I am building an Exchange 2013 environment to co-exist with my existing Exchange 2010 server and to migrate users over. I think I have everything correct but just wanted to get a sanity check.
Our environment is fairly simple, we have an Exchange 2010 server that hosts all the roles, it has ActiveSync enabled for mobile devices, internal clients (Outlook 2007 and up) are domain joined, we have a few external clients connecting to Exchange via Outlook
over the public internet.
Currently we do not use Split DNS, our internal clients resolve to mail-server.domain.com and we have a Enterprise Certificate Authority that issues a certificate that our clients trust.
Externally (and mobile) access the Exchange server via webmail.domian.com and the certificate is a 3rd party SSL (GoDaddy).
Moving forward with Exchange 2013 i'd like to use Split DNS and use webmail.domain.com for both internal and external and use the 3rd party SSL for both internal and external (inc. mobile) clients just to keep things simple and not have to worry about different
CA SSLs and different DNS for internal/external clients.
Is there any issues with the above plan? Using 3rd party SSL for internal/external clients and moving away from using our Enterprise CA SSL for internal clients and sticking to webmail.domain.com for both? As I understand Microsoft suggest using Split DNS for
Exchange deployments.
Because I am changing this to Split DNS will there be any interruption to my internal clients when they do Autodiscover?
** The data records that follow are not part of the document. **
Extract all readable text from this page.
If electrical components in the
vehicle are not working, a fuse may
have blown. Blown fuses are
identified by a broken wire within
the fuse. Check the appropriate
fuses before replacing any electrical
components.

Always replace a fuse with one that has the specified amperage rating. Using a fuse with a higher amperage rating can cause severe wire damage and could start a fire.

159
Also attached is a picture of my current Exchange configuration and also the configuration in the Lab with the current Exchange 2010 (mail-server) and exchange 2013 (new-server) configuration for all the various virtual directories and their authentication.
http://s22.postimg.org/qaggl1fwv/cfg.png
This outlines where I am trying to go with this, does anyone see any issues with it? I am shooting to not break autodiscover and any exchange services to end users, trying to make the upgrade/migration "seamless".